Access StatusOpen Access
David Bowie emerged during a period of intense space dreaming, the late 1960s. His multiple personas and genre hopping musical constructions at times took this on directly. His lyrical observation that “planet Earth is blue and there is nothing that I can do” and the NASA Earthrise image were iconic cultural objects of the early environmental movement. This sense of beauty and fragility and helplessness is something we still feel today as the Earth as cultural icon becomes a virtual icon of network culture.

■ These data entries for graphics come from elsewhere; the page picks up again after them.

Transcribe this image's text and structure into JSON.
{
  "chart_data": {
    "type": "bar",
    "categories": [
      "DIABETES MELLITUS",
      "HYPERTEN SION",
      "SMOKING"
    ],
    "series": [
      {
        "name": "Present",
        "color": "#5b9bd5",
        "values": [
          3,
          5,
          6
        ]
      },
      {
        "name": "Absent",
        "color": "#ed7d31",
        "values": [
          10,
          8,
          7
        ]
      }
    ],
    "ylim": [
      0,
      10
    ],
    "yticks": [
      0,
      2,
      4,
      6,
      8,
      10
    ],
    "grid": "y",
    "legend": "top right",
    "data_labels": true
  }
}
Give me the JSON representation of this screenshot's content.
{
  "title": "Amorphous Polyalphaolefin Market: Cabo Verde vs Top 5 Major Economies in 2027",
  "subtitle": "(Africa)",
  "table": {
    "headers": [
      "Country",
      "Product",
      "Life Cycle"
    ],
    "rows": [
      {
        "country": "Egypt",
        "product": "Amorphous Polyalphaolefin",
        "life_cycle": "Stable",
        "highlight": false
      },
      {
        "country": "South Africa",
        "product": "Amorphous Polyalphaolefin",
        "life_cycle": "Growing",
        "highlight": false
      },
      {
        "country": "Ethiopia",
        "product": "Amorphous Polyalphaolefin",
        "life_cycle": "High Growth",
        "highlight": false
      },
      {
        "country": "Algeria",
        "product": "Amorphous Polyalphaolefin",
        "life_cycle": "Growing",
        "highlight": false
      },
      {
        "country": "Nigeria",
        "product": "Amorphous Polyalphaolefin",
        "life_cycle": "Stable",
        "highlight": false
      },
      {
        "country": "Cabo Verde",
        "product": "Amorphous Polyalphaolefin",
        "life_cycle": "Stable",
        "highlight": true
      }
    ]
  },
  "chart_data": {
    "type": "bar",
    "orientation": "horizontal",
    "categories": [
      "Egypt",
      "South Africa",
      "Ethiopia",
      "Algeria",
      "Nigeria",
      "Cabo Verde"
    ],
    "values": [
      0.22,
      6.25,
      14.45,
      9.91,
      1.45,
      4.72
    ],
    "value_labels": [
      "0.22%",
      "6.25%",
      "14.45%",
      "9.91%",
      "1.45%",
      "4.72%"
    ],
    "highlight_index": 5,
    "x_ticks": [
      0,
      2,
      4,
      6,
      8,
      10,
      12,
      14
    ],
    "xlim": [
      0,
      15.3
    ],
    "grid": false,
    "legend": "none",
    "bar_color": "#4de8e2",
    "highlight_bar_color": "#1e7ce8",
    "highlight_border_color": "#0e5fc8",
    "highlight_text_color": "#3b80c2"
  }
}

In recent years however, our relationship with space has changed, as indeed has our relationship with Bowie. Both have been elusive and curious for some time – Bowie it would seem disappeared along with the Space Shuttle. Today however, the romance has re-emerged as we chase asteroids in slickly produced NASA animations and put robots on Mars. The virtuality of contemporary space exploration mirrors the virtuality of Bowie. Both exist most predominately online, both fulfill a strong nostalgic turn and now Bowie and Apollo and Endeavour are finding a new type of cultural immortality in the exhibition space.